Notre époque 2.0, tel un petit jardinier affairé, cultive le zapping comme un carré de mauvaises herbes en plein Versailles. Moins il s’occupe de son jardin, plus celui-ci se transforme en jungle, nous obligeant à avancer coûte que coûte, à grands coups de décodeurs et de sens critique, à travers l’enchevêtrement de symboles, signes, publicités et autres visuels qui composent désormais notre paysage.
Tenez, par exemple… cet homme de profil. Son menton est posé sur sa poitrine, ses yeux sont clos. Un mince filet de sang s’écoule de son front. On voit que s’il pas encore mort, il vit ici ses derniers instants.
Cette image, placardée depuis quelques jours, est l’affiche du second et dernier volet du « Mesrine » de Jean-François Richet, avec Vincent Cassel. Sans doute réalisée avec brio par une agence spécialisée, cette représentation du malfrat opère un mélange très contemporain de vile démagogie et d’érection de symbole à balles deux. Au delà d’un simple plaisir esthétique primaire, on ressent comme un malaise face à ce Mesrine iconique. Certes, « l’ennemi public numéro un » avait bien des aspects romanesques, et il en cela digne d’un Cartouche ou d’un Robin Hood. Mais qu’on veuille nous le présenter comme une figure christique, tel un Jésus superstar des
années soixante-dix, sacrifié sur l’autel de la société (« cette grande broyeuse d’individus »), c’est un peu comme si on demandait à Trust d’interpréter une cantate de Bach.
Le graphiste est un artiste de la manipulation des codes et des masses. Celui qui a réalisé cette affiche avait probablement regardé celle du film de Mel Gibson sur la vie du Christ. En cela, son image nous promet un spectacle fait de sacrifice, de sang et de larme… la promesse d’un bon film, en somme.

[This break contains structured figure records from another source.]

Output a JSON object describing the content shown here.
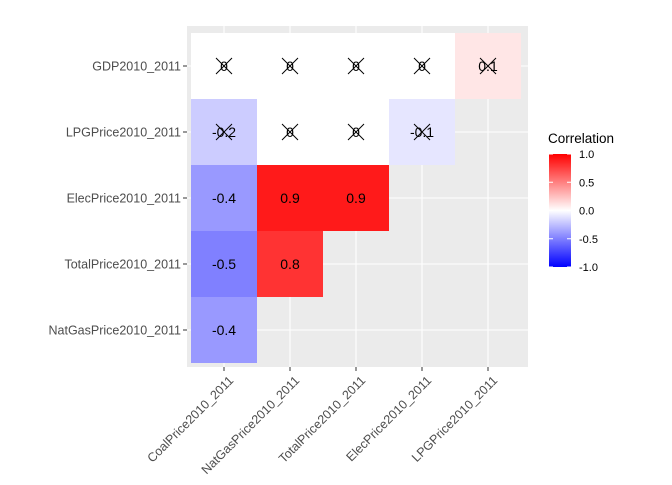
{
  "chart_data": {
    "type": "heatmap",
    "title": "",
    "xlabel": "",
    "ylabel": "",
    "x_categories": [
      "CoalPrice2010_2011",
      "NatGasPrice2010_2011",
      "TotalPrice2010_2011",
      "ElecPrice2010_2011",
      "LPGPrice2010_2011"
    ],
    "y_categories": [
      "GDP2010_2011",
      "LPGPrice2010_2011",
      "ElecPrice2010_2011",
      "TotalPrice2010_2011",
      "NatGasPrice2010_2011"
    ],
    "cells": [
      {
        "x": "CoalPrice2010_2011",
        "y": "GDP2010_2011",
        "value": 0.0,
        "label": "0",
        "crossed": true
      },
      {
        "x": "NatGasPrice2010_2011",
        "y": "GDP2010_2011",
        "value": 0.0,
        "label": "0",
        "crossed": true
      },
      {
        "x": "TotalPrice2010_2011",
        "y": "GDP2010_2011",
        "value": 0.0,
        "label": "0",
        "crossed": true
      },
      {
        "x": "ElecPrice2010_2011",
        "y": "GDP2010_2011",
        "value": 0.0,
        "label": "0",
        "crossed": true
      },
      {
        "x": "LPGPrice2010_2011",
        "y": "GDP2010_2011",
        "value": 0.1,
        "label": "0.1",
        "crossed": true
      },
      {
        "x": "CoalPrice2010_2011",
        "y": "LPGPrice2010_2011",
        "value": -0.2,
        "label": "-0.2",
        "crossed": true
      },
      {
        "x": "NatGasPrice2010_2011",
        "y": "LPGPrice2010_2011",
        "value": 0.0,
        "label": "0",
        "crossed": true
      },
      {
        "x": "TotalPrice2010_2011",
        "y": "LPGPrice2010_2011",
        "value": 0.0,
        "label": "0",
        "crossed": true
      },
      {
        "x": "ElecPrice2010_2011",
        "y": "LPGPrice2010_2011",
        "value": -0.1,
        "label": "-0.1",
        "crossed": true
      },
      {
        "x": "CoalPrice2010_2011",
        "y": "ElecPrice2010_2011",
        "value": -0.4,
        "label": "-0.4",
        "crossed": false
      },
      {
        "x": "NatGasPrice2010_2011",
        "y": "ElecPrice2010_2011",
        "value": 0.9,
        "label": "0.9",
        "crossed": false
      },
      {
        "x": "TotalPrice2010_2011",
        "y": "ElecPrice2010_2011",
        "value": 0.9,
        "label": "0.9",
        "crossed": false
      },
      {
        "x": "CoalPrice2010_2011",
        "y": "TotalPrice2010_2011",
        "value": -0.5,
        "label": "-0.5",
        "crossed": false
      },
      {
        "x": "NatGasPrice2010_2011",
        "y": "TotalPrice2010_2011",
        "value": 0.8,
        "label": "0.8",
        "crossed": false
      },
      {
        "x": "CoalPrice2010_2011",
        "y": "NatGasPrice2010_2011",
        "value": -0.4,
        "label": "-0.4",
        "crossed": false
      }
    ],
    "color_scale": {
      "low": "#0000FF",
      "mid": "#FFFFFF",
      "high": "#FF0000",
      "limits": [
        -1,
        1
      ]
    },
    "legend": {
      "title": "Correlation",
      "position": "right",
      "tick_labels": [
        "1.0",
        "0.5",
        "0.0",
        "-0.5",
        "-1.0"
      ],
      "tick_values": [
        1.0,
        0.5,
        0.0,
        -0.5,
        -1.0
      ]
    },
    "grid": true,
    "panel_background": "#EBEBEB",
    "grid_color": "#FFFFFF"
  }
}
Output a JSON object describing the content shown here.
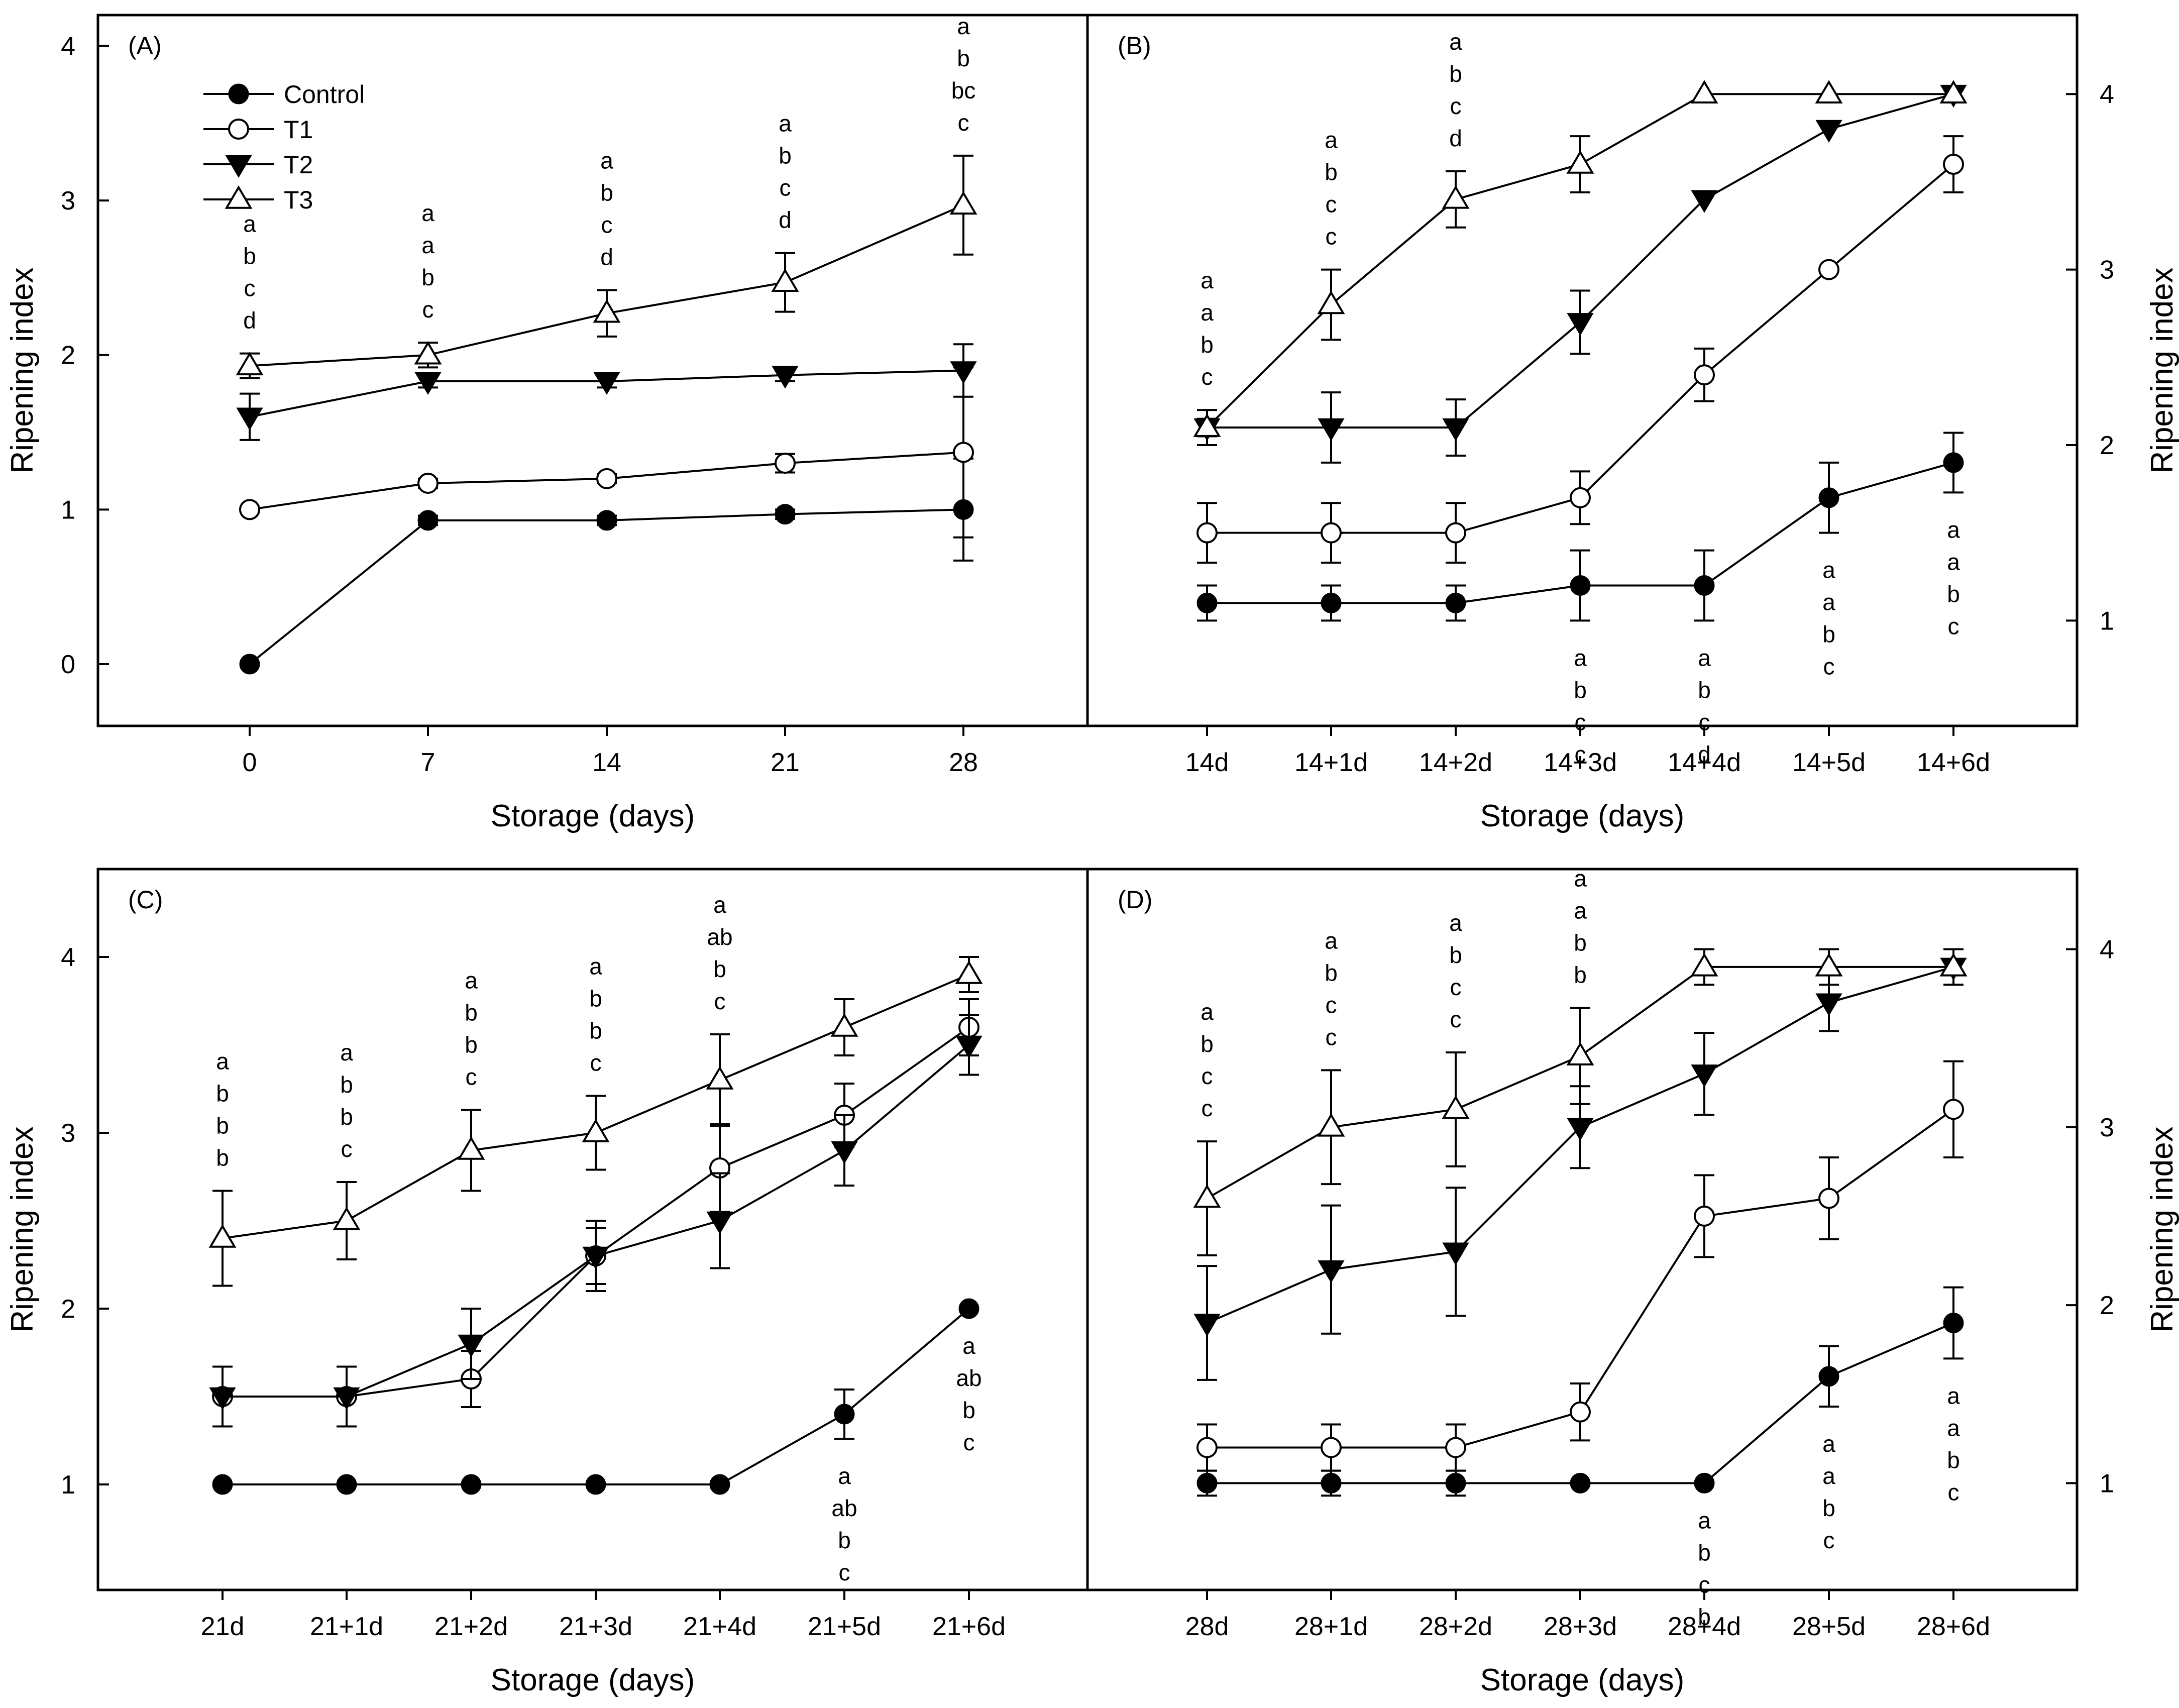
{
  "legend": [
    {
      "name": "Control",
      "marker": "filled-circle"
    },
    {
      "name": "T1",
      "marker": "open-circle"
    },
    {
      "name": "T2",
      "marker": "filled-triangle-down"
    },
    {
      "name": "T3",
      "marker": "open-triangle-up"
    }
  ],
  "colors": {
    "ink": "#000000",
    "background": "#ffffff"
  },
  "chart_data": [
    {
      "panel": "(A)",
      "type": "line",
      "xlabel": "Storage (days)",
      "ylabel": "Ripening index",
      "yaxis_side": "left",
      "ylim": [
        -0.4,
        4.2
      ],
      "yticks": [
        0,
        1,
        2,
        3,
        4
      ],
      "categories": [
        "0",
        "7",
        "14",
        "21",
        "28"
      ],
      "series": [
        {
          "name": "Control",
          "values": [
            0,
            0.93,
            0.93,
            0.97,
            1.0
          ],
          "errors": [
            0,
            0.03,
            0.03,
            0.03,
            0.33
          ]
        },
        {
          "name": "T1",
          "values": [
            1.0,
            1.17,
            1.2,
            1.3,
            1.37
          ],
          "errors": [
            0,
            0.03,
            0.03,
            0.06,
            0.55
          ]
        },
        {
          "name": "T2",
          "values": [
            1.6,
            1.83,
            1.83,
            1.87,
            1.9
          ],
          "errors": [
            0.15,
            0.04,
            0.04,
            0.04,
            0.17
          ]
        },
        {
          "name": "T3",
          "values": [
            1.93,
            2.0,
            2.27,
            2.47,
            2.97
          ],
          "errors": [
            0.08,
            0.08,
            0.15,
            0.19,
            0.32
          ]
        }
      ],
      "letters": [
        {
          "x": "0",
          "text": [
            "a",
            "b",
            "c",
            "d"
          ],
          "pos": "above"
        },
        {
          "x": "7",
          "text": [
            "a",
            "a",
            "b",
            "c"
          ],
          "pos": "above"
        },
        {
          "x": "14",
          "text": [
            "a",
            "b",
            "c",
            "d"
          ],
          "pos": "above"
        },
        {
          "x": "21",
          "text": [
            "a",
            "b",
            "c",
            "d"
          ],
          "pos": "above"
        },
        {
          "x": "28",
          "text": [
            "a",
            "b",
            "bc",
            "c"
          ],
          "pos": "above"
        }
      ]
    },
    {
      "panel": "(B)",
      "type": "line",
      "xlabel": "Storage (days)",
      "ylabel": "Ripening index",
      "yaxis_side": "right",
      "ylim": [
        0.4,
        4.45
      ],
      "yticks": [
        1,
        2,
        3,
        4
      ],
      "categories": [
        "14d",
        "14+1d",
        "14+2d",
        "14+3d",
        "14+4d",
        "14+5d",
        "14+6d"
      ],
      "series": [
        {
          "name": "Control",
          "values": [
            1.1,
            1.1,
            1.1,
            1.2,
            1.2,
            1.7,
            1.9
          ],
          "errors": [
            0.1,
            0.1,
            0.1,
            0.2,
            0.2,
            0.2,
            0.17
          ]
        },
        {
          "name": "T1",
          "values": [
            1.5,
            1.5,
            1.5,
            1.7,
            2.4,
            3.0,
            3.6
          ],
          "errors": [
            0.17,
            0.17,
            0.17,
            0.15,
            0.15,
            0.0,
            0.16
          ]
        },
        {
          "name": "T2",
          "values": [
            2.1,
            2.1,
            2.1,
            2.7,
            3.4,
            3.8,
            4.0
          ],
          "errors": [
            0.05,
            0.2,
            0.16,
            0.18,
            0.0,
            0.0,
            0.0
          ]
        },
        {
          "name": "T3",
          "values": [
            2.1,
            2.8,
            3.4,
            3.6,
            4.0,
            4.0,
            4.0
          ],
          "errors": [
            0.1,
            0.2,
            0.16,
            0.16,
            0.0,
            0.0,
            0.0
          ]
        }
      ],
      "letters": [
        {
          "x": "14d",
          "text": [
            "a",
            "a",
            "b",
            "c"
          ],
          "pos": "above"
        },
        {
          "x": "14+1d",
          "text": [
            "a",
            "b",
            "c",
            "c"
          ],
          "pos": "above"
        },
        {
          "x": "14+2d",
          "text": [
            "a",
            "b",
            "c",
            "d"
          ],
          "pos": "above"
        },
        {
          "x": "14+3d",
          "text": [
            "a",
            "b",
            "c",
            "c"
          ],
          "pos": "below"
        },
        {
          "x": "14+4d",
          "text": [
            "a",
            "b",
            "c",
            "d"
          ],
          "pos": "below"
        },
        {
          "x": "14+5d",
          "text": [
            "a",
            "a",
            "b",
            "c"
          ],
          "pos": "below"
        },
        {
          "x": "14+6d",
          "text": [
            "a",
            "a",
            "b",
            "c"
          ],
          "pos": "below"
        }
      ]
    },
    {
      "panel": "(C)",
      "type": "line",
      "xlabel": "Storage (days)",
      "ylabel": "Ripening index",
      "yaxis_side": "left",
      "ylim": [
        0.4,
        4.5
      ],
      "yticks": [
        1,
        2,
        3,
        4
      ],
      "categories": [
        "21d",
        "21+1d",
        "21+2d",
        "21+3d",
        "21+4d",
        "21+5d",
        "21+6d"
      ],
      "series": [
        {
          "name": "Control",
          "values": [
            1.0,
            1.0,
            1.0,
            1.0,
            1.0,
            1.4,
            2.0
          ],
          "errors": [
            0,
            0,
            0,
            0,
            0,
            0.14,
            0
          ]
        },
        {
          "name": "T1",
          "values": [
            1.5,
            1.5,
            1.6,
            2.3,
            2.8,
            3.1,
            3.6
          ],
          "errors": [
            0.17,
            0.17,
            0.16,
            0.2,
            0.25,
            0.18,
            0.16
          ]
        },
        {
          "name": "T2",
          "values": [
            1.5,
            1.5,
            1.8,
            2.3,
            2.5,
            2.9,
            3.5
          ],
          "errors": [
            0.17,
            0.17,
            0.2,
            0.16,
            0.27,
            0.2,
            0.17
          ]
        },
        {
          "name": "T3",
          "values": [
            2.4,
            2.5,
            2.9,
            3.0,
            3.3,
            3.6,
            3.9
          ],
          "errors": [
            0.27,
            0.22,
            0.23,
            0.21,
            0.26,
            0.16,
            0.1
          ]
        }
      ],
      "letters": [
        {
          "x": "21d",
          "text": [
            "a",
            "b",
            "b",
            "b"
          ],
          "pos": "above"
        },
        {
          "x": "21+1d",
          "text": [
            "a",
            "b",
            "b",
            "c"
          ],
          "pos": "above"
        },
        {
          "x": "21+2d",
          "text": [
            "a",
            "b",
            "b",
            "c"
          ],
          "pos": "above"
        },
        {
          "x": "21+3d",
          "text": [
            "a",
            "b",
            "b",
            "c"
          ],
          "pos": "above"
        },
        {
          "x": "21+4d",
          "text": [
            "a",
            "ab",
            "b",
            "c"
          ],
          "pos": "above"
        },
        {
          "x": "21+5d",
          "text": [
            "a",
            "ab",
            "b",
            "c"
          ],
          "pos": "below"
        },
        {
          "x": "21+6d",
          "text": [
            "a",
            "ab",
            "b",
            "c"
          ],
          "pos": "below"
        }
      ]
    },
    {
      "panel": "(D)",
      "type": "line",
      "xlabel": "Storage (days)",
      "ylabel": "Ripening index",
      "yaxis_side": "right",
      "ylim": [
        0.4,
        4.45
      ],
      "yticks": [
        1,
        2,
        3,
        4
      ],
      "categories": [
        "28d",
        "28+1d",
        "28+2d",
        "28+3d",
        "28+4d",
        "28+5d",
        "28+6d"
      ],
      "series": [
        {
          "name": "Control",
          "values": [
            1.0,
            1.0,
            1.0,
            1.0,
            1.0,
            1.6,
            1.9
          ],
          "errors": [
            0.07,
            0.07,
            0.07,
            0,
            0,
            0.17,
            0.2
          ]
        },
        {
          "name": "T1",
          "values": [
            1.2,
            1.2,
            1.2,
            1.4,
            2.5,
            2.6,
            3.1
          ],
          "errors": [
            0.13,
            0.13,
            0.13,
            0.16,
            0.23,
            0.23,
            0.27
          ]
        },
        {
          "name": "T2",
          "values": [
            1.9,
            2.2,
            2.3,
            3.0,
            3.3,
            3.7,
            3.9
          ],
          "errors": [
            0.32,
            0.36,
            0.36,
            0.23,
            0.23,
            0.16,
            0.1
          ]
        },
        {
          "name": "T3",
          "values": [
            2.6,
            3.0,
            3.1,
            3.4,
            3.9,
            3.9,
            3.9
          ],
          "errors": [
            0.32,
            0.32,
            0.32,
            0.27,
            0.1,
            0.1,
            0.1
          ]
        }
      ],
      "letters": [
        {
          "x": "28d",
          "text": [
            "a",
            "b",
            "c",
            "c"
          ],
          "pos": "above"
        },
        {
          "x": "28+1d",
          "text": [
            "a",
            "b",
            "c",
            "c"
          ],
          "pos": "above"
        },
        {
          "x": "28+2d",
          "text": [
            "a",
            "b",
            "c",
            "c"
          ],
          "pos": "above"
        },
        {
          "x": "28+3d",
          "text": [
            "a",
            "a",
            "b",
            "b"
          ],
          "pos": "above"
        },
        {
          "x": "28+4d",
          "text": [
            "a",
            "b",
            "c",
            "b"
          ],
          "pos": "below"
        },
        {
          "x": "28+5d",
          "text": [
            "a",
            "a",
            "b",
            "c"
          ],
          "pos": "below"
        },
        {
          "x": "28+6d",
          "text": [
            "a",
            "a",
            "b",
            "c"
          ],
          "pos": "below"
        }
      ]
    }
  ]
}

Notre époque adore le mélange de genres, les ruptures de tons et la confrontation des symboles. Toscani, pour l’affiche d’Amen de Costa–Gavras, introduit cette confusion (que certains trouvent encore choquante), non pour transporter le spectateur vers une promesse, mais bien pour faire sens.
Cette tendance de fond, aussi loin que ma mémoire remonte, était déjà apparue dans les années quatre-vingt, quand les amateurs de Mondrian ont piqué des syncopes en voyant leur maître réduit au statut de faiseur de motifs pour une célèbre marque de gel coiffant.
Plus récemment, on a pu regarder les éxégètes de Picasso se jeter du haut des ponts suite à la visite du mondial de l’automobile… Mais revenons à Mesrine dont la représentation est ici plus sournoise. L’utilisation sans vergogne de codes qui renvoient à près de 1 500 ans d’histoire de l’art, juste pour vendre des places de cinoche à 10 €, semant une fois de plus au quiproquo historique et culturel, participe au grand gloubiboulga ambiant, réduit l’acte graphique (communicant) à un « truc ».
Un citoyen reçoit en moyenne près de 3000 incitations publicitaires par jour; pour nous, il s’agit désormais d’ouvrir l’œil. Et le bon!
Jean Lerond
Il y a communicant et communicant… quand on voit la bande de bras cassés qui se sont auto proclamé « conseiller en communication » les dernières années… Ahahah, on en rigole et ces usurpateurs gagnent des sousous. Combien de temps?
C le monde d’ajrd’h c a d de la consommation a outrance et des campagnes de pubs « déteriorant » une bonne partie de nos villes et bien heureux celui qui ne tombera pas sur une affiche publicitaire ou un spot de pub en se promenant en ville devant son écran de télé ou son moniteur .
ben oui, et la ville de rennes nous empoisonne le regard avec ses campagnes de photos de commerçants… de la publicité bien déguisée sous des abords artistiques, placardée même sur la mairie… est ce que le nouveau maire fait partie du carré rennais?